- Born: April 23, 1901 Olean, New York, U.S.
- Died: January 31, 1984 (aged 82) Old Lyme, Connecticut, U.S.
- Occupations: Author, writer
- Spouse: Elizabeth Fowler (m. 1929-84; his death)
- Children: 2
- Writing career
- Years active: 1922–1975
- Genre: Crime fiction
- Notable works: Black Mask Casey, Crime Photographer Kent Murdock
- Notable awards: Grand Master Award, Mystery Writers of America

= George Harmon Coxe =

American novelist

George Harmon Coxe (April 23, 1901 - January 31, 1984) was an American writer of crime fiction. He created the series featuring crime scene photographer Jack "Flashgun" Casey, which became a popular radio show airing through to the 1940s.

==Early years==
Coxe grew up in Olean, New York, where he was born, and Elmira, New York. He graduated from Elmira Free Academy, then attended Cornell and Purdue for one year each and then worked for newspapers in New York, Florida, and California. After working for a printer for five years, he became a full-time writer.

==Overview==
Coxe started writing around 1922, initially working as a newspaperman and penning stories for nickel-and-dime pulp fiction publications. To maximize his earnings, he originally wrote in many genres, including romance and adventure stories. But he was especially fond of crime fiction and soon made it his specialty. He wrote his first book in 1935.

His series characters in the mystery genre are Jack "Flashgun" Casey, Kent Murdock, Leon Morley, Sam Crombie, Max Hale and Jack Fenner. Casey and Murdock are both detectives and photographers. Coxe wrote a total of 63 novels, the last being published in 1975. He was associated with MGM as a writer.

Married to Elizabeth Fowler in 1929, Coxe had two children.

He was named a Grand Master in 1964 by the Mystery Writers of America. He had been elected the group's national president by acclamation in 1952.

==Novels==

He wrote a total of 63 novels starting in 1937, the last being published in 1975.

==Periodicals==
Coxe appeared regularly in the pulp magazine Black Mask from 1934 to 1943.

==Radio and television==
Coxe's stories formed the basis for Dr. Standish, Medical Examiner, which debuted on CBS radio on July 1, 1948. Gary Merrill starred as Standish, who helped police "in cases involving sudden death under mysterious circumstances". The Standish stories were published in national magazines.

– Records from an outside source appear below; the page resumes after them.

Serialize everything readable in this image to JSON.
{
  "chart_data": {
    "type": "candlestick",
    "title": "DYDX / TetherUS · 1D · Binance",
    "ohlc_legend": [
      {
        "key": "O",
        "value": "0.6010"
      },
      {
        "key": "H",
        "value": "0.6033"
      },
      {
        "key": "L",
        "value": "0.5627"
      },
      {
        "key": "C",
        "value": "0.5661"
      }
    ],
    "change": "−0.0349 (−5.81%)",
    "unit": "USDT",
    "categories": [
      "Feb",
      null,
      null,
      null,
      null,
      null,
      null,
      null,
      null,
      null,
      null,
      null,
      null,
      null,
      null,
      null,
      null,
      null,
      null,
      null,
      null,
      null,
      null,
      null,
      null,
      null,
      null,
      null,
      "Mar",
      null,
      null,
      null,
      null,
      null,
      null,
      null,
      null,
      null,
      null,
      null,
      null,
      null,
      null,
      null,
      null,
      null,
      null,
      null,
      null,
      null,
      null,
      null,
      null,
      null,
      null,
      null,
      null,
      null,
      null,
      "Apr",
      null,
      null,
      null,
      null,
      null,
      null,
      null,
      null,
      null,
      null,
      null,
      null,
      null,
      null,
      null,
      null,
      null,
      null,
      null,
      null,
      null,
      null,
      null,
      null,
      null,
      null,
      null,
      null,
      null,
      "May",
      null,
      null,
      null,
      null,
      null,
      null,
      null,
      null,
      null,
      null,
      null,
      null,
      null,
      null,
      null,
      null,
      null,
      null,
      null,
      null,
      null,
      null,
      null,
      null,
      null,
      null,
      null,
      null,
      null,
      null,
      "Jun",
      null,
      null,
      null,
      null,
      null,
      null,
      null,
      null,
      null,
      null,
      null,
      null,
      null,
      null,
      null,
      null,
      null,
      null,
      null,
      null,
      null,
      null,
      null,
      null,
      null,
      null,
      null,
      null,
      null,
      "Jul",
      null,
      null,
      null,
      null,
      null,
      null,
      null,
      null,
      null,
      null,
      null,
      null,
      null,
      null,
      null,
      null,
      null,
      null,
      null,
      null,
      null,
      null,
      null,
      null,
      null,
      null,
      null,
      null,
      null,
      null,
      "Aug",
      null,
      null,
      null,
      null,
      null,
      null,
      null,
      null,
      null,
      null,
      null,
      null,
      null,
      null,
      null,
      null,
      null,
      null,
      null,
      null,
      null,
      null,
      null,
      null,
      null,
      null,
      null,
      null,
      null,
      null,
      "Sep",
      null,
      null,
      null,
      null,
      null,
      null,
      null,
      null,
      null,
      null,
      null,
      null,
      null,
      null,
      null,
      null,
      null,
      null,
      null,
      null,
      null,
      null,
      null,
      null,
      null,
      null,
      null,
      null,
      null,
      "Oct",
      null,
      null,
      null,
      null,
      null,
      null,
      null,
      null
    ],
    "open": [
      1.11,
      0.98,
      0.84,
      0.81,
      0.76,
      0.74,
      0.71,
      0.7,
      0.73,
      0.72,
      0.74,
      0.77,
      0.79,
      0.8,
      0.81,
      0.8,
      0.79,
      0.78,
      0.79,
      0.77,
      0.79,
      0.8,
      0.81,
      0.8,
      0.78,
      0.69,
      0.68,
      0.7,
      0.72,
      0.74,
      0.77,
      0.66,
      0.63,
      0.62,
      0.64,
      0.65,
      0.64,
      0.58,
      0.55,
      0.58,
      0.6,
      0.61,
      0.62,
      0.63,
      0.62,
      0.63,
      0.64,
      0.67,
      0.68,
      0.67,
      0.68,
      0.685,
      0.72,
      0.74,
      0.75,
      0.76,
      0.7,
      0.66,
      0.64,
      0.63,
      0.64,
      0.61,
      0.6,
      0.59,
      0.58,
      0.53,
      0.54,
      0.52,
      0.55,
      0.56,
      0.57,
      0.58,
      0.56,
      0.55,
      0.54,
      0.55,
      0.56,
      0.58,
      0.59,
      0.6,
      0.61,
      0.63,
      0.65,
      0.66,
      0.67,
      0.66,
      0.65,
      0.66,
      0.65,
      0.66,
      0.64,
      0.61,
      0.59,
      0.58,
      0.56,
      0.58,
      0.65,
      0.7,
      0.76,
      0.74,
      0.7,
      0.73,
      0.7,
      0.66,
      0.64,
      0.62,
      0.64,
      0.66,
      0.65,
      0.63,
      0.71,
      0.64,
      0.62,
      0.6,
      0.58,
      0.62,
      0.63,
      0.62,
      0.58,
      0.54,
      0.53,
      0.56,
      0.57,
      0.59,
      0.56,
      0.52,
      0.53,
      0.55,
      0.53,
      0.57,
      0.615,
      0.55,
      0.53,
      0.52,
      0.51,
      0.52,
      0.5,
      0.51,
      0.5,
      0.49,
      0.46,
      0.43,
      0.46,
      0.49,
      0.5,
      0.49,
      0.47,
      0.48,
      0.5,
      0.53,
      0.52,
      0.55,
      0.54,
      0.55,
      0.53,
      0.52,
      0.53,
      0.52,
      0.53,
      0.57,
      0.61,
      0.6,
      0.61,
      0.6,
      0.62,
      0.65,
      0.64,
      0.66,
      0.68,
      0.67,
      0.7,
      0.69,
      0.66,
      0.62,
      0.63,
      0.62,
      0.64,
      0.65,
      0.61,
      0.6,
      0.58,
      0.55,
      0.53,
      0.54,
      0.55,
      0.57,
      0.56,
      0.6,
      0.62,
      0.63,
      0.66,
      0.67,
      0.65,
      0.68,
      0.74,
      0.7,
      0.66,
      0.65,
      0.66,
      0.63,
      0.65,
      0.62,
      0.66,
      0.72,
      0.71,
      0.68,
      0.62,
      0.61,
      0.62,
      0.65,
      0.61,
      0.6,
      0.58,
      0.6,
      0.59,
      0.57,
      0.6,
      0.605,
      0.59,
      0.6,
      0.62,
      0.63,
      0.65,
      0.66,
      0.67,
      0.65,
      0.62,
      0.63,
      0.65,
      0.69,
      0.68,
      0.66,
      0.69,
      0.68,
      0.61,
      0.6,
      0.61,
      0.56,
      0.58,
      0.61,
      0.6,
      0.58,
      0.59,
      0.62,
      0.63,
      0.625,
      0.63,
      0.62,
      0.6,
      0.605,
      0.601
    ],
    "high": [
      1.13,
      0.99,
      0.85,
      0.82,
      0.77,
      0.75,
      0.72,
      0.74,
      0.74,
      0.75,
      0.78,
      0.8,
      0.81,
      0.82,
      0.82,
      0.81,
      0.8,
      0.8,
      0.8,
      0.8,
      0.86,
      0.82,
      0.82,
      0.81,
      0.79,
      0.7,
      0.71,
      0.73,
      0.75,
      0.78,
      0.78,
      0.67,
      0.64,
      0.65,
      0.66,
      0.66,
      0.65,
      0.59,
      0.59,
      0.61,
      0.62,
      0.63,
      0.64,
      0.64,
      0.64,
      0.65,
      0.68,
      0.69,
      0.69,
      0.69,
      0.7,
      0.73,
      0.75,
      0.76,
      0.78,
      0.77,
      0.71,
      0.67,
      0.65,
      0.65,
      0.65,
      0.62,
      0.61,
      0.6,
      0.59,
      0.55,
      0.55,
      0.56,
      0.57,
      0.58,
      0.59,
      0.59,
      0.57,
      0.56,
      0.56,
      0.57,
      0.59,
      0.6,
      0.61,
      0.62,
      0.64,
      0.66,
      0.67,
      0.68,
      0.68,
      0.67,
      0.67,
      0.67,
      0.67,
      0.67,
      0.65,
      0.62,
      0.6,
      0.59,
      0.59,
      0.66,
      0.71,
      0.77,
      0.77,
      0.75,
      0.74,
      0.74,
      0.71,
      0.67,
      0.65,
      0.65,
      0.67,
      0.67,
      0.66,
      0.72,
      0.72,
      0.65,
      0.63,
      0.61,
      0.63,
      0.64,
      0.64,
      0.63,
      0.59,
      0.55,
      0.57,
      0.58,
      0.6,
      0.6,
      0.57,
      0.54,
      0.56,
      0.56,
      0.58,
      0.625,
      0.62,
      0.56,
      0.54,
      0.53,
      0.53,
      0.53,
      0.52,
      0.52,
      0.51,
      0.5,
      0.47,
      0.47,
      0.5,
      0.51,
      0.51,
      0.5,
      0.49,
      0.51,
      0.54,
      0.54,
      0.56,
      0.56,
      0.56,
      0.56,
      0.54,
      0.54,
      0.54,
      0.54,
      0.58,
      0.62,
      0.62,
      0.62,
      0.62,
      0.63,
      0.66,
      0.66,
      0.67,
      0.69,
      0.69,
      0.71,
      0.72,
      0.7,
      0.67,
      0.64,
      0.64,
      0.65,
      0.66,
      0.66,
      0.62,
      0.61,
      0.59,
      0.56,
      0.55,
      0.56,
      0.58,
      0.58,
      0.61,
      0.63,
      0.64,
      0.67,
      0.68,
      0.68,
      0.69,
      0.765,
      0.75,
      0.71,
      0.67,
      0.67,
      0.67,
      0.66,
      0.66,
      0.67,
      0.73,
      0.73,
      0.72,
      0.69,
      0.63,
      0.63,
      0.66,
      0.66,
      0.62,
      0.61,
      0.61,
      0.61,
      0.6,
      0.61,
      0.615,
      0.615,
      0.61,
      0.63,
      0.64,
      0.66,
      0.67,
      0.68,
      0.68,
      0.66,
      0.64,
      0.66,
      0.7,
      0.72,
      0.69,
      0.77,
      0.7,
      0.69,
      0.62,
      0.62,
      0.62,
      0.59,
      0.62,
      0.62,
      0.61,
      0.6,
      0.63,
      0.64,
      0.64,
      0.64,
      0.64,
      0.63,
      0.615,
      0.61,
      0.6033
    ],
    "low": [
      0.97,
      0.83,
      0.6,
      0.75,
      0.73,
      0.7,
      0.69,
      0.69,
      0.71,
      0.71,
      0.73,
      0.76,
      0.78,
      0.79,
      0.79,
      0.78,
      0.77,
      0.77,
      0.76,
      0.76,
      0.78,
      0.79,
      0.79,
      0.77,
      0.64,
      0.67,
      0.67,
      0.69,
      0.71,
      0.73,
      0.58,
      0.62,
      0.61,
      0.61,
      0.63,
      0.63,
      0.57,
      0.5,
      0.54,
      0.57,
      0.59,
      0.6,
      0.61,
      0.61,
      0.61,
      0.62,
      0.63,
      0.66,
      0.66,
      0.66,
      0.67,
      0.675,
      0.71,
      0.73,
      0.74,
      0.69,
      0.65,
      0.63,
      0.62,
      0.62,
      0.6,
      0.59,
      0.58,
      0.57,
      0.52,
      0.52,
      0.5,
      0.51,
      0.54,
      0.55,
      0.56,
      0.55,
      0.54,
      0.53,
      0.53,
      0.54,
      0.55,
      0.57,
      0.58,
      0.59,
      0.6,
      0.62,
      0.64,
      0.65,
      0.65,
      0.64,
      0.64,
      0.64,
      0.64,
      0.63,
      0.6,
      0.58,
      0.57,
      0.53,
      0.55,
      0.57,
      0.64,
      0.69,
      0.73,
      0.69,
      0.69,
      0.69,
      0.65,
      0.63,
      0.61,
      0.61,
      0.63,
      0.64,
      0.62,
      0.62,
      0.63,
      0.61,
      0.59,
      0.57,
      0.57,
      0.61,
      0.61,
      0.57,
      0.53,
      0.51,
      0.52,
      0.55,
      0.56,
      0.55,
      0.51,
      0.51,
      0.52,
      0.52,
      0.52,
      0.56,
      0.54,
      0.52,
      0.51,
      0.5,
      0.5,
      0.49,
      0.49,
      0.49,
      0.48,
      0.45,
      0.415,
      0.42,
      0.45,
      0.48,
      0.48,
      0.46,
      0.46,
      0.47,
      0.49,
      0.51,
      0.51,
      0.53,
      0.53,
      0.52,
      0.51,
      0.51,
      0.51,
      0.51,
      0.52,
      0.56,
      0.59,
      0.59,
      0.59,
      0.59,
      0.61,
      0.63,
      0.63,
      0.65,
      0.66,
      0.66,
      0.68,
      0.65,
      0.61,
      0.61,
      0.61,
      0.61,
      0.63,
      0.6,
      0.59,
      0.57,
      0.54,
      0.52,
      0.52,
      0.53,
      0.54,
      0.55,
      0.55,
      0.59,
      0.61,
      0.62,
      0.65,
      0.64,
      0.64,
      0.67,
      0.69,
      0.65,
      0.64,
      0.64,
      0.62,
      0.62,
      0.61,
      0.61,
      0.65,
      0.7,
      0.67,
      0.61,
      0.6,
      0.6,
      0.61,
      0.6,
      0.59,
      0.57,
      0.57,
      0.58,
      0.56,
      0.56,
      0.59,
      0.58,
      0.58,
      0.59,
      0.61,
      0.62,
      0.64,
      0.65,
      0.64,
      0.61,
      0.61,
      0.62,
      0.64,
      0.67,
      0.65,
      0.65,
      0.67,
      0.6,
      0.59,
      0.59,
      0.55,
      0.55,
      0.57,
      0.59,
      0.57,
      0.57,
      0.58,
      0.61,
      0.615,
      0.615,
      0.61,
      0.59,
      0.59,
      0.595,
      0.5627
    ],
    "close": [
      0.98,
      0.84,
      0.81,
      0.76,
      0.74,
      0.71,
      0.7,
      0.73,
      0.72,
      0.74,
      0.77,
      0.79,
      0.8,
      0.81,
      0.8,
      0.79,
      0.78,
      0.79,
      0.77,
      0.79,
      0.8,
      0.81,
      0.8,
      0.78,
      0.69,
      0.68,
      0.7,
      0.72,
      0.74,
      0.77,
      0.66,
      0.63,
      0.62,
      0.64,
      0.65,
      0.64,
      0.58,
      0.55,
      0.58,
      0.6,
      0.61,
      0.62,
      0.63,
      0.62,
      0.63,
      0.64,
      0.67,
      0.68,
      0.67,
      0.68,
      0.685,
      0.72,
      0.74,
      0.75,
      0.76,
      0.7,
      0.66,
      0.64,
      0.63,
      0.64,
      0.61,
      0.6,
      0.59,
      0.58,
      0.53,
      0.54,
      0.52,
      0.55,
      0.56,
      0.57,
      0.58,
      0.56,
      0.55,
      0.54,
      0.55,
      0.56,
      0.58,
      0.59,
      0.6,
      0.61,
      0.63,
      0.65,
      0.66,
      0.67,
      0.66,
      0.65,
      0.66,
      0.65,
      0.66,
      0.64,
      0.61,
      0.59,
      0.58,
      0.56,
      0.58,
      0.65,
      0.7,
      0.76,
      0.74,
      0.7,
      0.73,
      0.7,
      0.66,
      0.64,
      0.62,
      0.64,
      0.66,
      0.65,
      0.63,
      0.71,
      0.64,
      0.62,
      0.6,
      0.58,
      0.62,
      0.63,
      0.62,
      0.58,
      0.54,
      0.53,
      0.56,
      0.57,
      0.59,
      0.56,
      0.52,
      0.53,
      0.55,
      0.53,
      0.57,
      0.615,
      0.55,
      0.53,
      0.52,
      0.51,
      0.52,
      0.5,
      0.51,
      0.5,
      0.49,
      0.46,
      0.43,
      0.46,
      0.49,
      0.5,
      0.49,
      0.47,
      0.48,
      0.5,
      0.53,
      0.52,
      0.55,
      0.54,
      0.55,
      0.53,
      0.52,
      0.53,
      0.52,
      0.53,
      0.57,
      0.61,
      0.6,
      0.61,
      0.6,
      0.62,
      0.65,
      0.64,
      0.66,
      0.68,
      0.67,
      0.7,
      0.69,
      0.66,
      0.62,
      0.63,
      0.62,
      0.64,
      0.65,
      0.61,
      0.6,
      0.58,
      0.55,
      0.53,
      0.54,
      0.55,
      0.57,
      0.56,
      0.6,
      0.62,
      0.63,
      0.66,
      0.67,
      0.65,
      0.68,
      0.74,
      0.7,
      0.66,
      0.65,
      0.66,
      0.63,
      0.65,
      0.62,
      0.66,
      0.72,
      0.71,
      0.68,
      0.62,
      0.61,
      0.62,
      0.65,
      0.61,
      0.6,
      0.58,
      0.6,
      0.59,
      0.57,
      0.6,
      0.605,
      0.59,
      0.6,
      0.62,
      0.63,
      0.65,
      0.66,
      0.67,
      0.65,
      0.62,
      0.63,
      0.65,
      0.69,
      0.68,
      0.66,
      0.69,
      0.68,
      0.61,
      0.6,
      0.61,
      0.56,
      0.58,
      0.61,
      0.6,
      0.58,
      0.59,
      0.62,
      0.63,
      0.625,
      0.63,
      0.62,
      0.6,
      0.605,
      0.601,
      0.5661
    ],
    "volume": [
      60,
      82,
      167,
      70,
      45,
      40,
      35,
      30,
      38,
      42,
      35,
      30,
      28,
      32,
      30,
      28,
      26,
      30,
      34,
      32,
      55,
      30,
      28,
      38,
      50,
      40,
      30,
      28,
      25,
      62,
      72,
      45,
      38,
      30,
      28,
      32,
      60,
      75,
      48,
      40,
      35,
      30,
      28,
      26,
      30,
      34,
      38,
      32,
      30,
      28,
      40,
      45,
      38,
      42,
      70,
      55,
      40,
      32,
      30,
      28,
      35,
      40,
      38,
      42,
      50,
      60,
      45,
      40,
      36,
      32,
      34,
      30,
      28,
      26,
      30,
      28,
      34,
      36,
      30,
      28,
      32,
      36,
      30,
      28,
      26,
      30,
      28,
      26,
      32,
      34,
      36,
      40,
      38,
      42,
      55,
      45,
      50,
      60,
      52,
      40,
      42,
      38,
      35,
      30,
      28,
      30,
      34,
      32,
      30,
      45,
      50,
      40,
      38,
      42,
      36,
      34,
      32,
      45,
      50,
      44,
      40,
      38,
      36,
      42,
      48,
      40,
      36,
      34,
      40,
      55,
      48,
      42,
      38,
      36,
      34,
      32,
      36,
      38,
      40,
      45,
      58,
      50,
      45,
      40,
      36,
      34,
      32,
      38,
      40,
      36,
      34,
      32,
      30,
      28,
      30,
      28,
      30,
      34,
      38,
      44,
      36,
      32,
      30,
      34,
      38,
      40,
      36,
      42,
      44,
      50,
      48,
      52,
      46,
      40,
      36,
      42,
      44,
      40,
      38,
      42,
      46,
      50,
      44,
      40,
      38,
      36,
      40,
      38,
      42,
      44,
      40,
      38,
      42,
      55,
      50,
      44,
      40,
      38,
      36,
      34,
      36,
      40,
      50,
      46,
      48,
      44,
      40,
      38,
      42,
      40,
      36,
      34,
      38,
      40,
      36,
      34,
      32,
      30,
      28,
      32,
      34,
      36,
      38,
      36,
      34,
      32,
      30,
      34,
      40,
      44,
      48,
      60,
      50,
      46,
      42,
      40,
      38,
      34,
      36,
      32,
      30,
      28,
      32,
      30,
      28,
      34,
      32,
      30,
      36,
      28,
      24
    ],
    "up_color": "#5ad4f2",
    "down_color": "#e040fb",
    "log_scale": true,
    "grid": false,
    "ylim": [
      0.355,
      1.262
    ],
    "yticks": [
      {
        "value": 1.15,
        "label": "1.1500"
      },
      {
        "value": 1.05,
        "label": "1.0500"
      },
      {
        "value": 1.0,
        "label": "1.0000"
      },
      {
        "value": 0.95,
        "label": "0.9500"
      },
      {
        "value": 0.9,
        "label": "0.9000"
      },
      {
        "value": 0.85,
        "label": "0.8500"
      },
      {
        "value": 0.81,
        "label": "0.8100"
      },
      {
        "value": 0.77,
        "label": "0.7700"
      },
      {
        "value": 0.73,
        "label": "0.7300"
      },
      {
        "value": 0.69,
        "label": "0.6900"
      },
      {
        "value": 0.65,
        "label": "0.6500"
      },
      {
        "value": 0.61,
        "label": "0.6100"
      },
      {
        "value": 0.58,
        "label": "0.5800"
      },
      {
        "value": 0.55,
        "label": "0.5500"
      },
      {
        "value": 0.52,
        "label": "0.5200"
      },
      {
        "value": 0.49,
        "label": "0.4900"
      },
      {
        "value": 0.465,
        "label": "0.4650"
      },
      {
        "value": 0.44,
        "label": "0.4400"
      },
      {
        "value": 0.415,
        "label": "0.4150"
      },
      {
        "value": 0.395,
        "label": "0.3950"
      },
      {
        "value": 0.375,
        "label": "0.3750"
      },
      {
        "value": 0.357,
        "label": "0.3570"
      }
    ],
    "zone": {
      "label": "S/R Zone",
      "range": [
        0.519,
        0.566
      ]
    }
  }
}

His crime photographer character was featured on radio in the series Casey, Crime Photographer and on television in a series with the same title.

==Motion pictures==
Three films were made from his stories: Women Are Trouble, starring Stuart Erwin, Paul Kelly and Florence Rice, released in 1936; Murder with Pictures, which starred Lew Ayres and Gail Patrick, also released in 1936; and Here's Flash Casey, starring Eric Linden and Boots Mallory, released in 1938.

== Awards ==

Coxe was the 1964 recipient of the Mystery Writers of America's Grand Master Award.